In the wake of the industry’s transition to DevOps and cloud engineering, infrastructure as code is gaining traction as more organizations begin to define objects, assets, services and other cloud configuration items in IaC templates.
All the major cloud service providers (CSPs) offer IaC services and template formats, including AWS CloudFormation, Azure Resource Manager and Google Cloud Deployment Manager. Cloud-neutral products and services are also available from suppliers such HashiCorp and Pulumi.
For all their benefits, however, IaC templates can be exploited by malicious hackers and other threat actors. As security teams incorporate security controls into the DevOps pipeline, IaC security scanning is becoming more commonplace. Scanning enables teams to detect and remediate potential security issues or policy violations before templates are instantiated into runtime environments.
IaC security scanning features
To be successful, IaC scans should address a number of common use cases, including the following:
- Uncovering known platform vulnerabilities. A wide range of vulnerabilities have been uncovered in IaC platforms, open source libraries and packages used in container and Kubernetes deployments. Many IaC scanners can assess all three, looking for potential issues exploited in containers, VM images and IaC services. Increasingly, IaC scanning can be integrated with other vulnerability scanning tools and reporting mechanisms.
- Detecting configuration errors. Configuration errors in cloud assets and services are a common problem. IaC security scanning can identify scenarios where cloud deployments introduce vulnerabilities in the cloud fabric, such as overly permissive identity policies, accidental exposure of assets and services to the internet, and poor network isolation. Leading IaC scanners can also help align configuration settings with industry standards such as Center for Internet Security benchmarks, CSP recommendations and specifications from NIST and others, as well as internal requirements set by security teams.

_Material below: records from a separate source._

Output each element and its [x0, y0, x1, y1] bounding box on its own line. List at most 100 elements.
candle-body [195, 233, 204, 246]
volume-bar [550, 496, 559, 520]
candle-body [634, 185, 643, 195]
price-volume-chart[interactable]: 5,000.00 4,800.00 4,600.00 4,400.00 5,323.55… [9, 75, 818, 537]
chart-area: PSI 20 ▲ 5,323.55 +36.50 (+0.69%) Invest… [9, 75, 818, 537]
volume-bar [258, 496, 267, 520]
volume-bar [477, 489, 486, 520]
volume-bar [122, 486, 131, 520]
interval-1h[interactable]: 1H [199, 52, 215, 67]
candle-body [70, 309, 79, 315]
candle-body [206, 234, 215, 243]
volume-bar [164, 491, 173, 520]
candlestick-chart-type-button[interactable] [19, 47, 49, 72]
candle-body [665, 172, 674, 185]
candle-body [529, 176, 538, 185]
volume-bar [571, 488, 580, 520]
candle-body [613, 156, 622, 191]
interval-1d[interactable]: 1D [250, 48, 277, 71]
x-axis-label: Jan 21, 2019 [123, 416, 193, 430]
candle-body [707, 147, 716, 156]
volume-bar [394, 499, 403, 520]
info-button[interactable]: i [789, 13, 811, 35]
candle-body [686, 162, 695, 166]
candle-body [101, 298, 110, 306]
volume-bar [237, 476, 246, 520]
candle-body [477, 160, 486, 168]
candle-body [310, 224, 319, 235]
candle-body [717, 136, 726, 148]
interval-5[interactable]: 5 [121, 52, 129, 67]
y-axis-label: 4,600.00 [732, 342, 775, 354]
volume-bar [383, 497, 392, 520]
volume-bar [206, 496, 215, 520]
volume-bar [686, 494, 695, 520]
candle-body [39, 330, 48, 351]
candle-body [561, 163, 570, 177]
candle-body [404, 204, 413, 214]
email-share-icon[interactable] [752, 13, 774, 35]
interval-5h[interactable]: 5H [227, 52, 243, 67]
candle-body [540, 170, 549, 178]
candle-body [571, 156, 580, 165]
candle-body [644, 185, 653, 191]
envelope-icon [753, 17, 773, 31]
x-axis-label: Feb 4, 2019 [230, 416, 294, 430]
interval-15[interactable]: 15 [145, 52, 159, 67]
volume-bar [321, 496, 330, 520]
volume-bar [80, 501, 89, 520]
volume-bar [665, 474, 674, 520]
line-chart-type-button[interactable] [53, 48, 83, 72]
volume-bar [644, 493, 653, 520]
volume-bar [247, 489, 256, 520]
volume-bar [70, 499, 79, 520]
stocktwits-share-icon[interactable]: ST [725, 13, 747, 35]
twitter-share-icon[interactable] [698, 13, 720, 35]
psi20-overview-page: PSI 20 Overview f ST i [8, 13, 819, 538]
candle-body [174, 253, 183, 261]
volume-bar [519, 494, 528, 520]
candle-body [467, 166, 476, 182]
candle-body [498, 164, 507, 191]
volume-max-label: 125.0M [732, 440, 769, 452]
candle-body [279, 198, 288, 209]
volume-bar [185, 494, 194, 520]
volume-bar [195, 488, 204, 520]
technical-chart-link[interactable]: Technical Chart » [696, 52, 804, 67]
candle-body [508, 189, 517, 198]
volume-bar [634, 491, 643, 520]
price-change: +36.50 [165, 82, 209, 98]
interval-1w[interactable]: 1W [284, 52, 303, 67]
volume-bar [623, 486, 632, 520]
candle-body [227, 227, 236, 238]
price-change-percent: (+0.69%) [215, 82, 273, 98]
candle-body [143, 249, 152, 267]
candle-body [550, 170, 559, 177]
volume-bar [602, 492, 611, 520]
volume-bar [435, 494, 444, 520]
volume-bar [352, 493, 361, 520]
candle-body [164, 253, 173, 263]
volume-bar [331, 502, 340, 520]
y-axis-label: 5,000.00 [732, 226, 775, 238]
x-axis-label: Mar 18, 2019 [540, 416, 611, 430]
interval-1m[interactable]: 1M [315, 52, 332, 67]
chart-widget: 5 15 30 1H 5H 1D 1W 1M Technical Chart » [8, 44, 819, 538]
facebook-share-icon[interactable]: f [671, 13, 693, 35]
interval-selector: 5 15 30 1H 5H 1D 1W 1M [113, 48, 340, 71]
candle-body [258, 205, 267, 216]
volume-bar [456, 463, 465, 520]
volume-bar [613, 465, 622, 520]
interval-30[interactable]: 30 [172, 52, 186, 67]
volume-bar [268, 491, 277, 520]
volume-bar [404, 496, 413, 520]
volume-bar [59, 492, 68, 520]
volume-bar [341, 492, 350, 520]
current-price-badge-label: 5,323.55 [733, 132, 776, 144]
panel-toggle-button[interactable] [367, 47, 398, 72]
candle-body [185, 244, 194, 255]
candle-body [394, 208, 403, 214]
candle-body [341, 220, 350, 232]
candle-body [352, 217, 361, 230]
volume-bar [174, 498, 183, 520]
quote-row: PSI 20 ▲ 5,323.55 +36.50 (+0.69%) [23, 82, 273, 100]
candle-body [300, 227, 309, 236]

- Centralizing security policy management for cloud deployments. All leading scanning tools cover the major CSPs, which helps centralize security policy and enforcement across diverse environments found in large multi-cloud deployments.
- Identifying exposed secrets and sensitive data. Many IaC templates include references to access keys, cryptographic keys and information, and credentials involved in cloud service deployments. In keeping with policy definitions, IaC scanning should identify where credentials and secrets are potentially exposed, enabling DevOps and security teams to better protect them.
- Reporting. Consistent IaC security scanning expands and enhances an organization’s vulnerability management reporting capabilities — especially when it enables continuous, automated analysis of deployments across different CSP environments. Many organizations integrate IaC scan results and alerting into change management and cloud governance workflows.
IaC security scanning tools to consider
Security teams can take advantage of a wide variety of IaC security scanning tools and vendors. Some are open source and free; others are commercially available with a diverse set of integration and reporting options. Some options include the following:
- Palo Alto Networks Prisma Cloud and Checkov as a standalone scanner.
- Snyk IaC.
- PingSafe.
- Sysdig.
- Tfsec.
- TFLint.
- Terrafirma.
- Tenable Cloud Security, formerly Tenable.cs.
- Aqua Security.
- Terrascan.
- Checkmarx.
To find the best tool for your team’s needs, examine IaC security scanning options by considering cost, coverage across CSP environments and services, integration with other security and observability tools, automation through APIs and reporting capabilities. Ideally, you should integrate IaC scanning tools into the DevOps pipeline and ensure they keep pace as CSP environments change.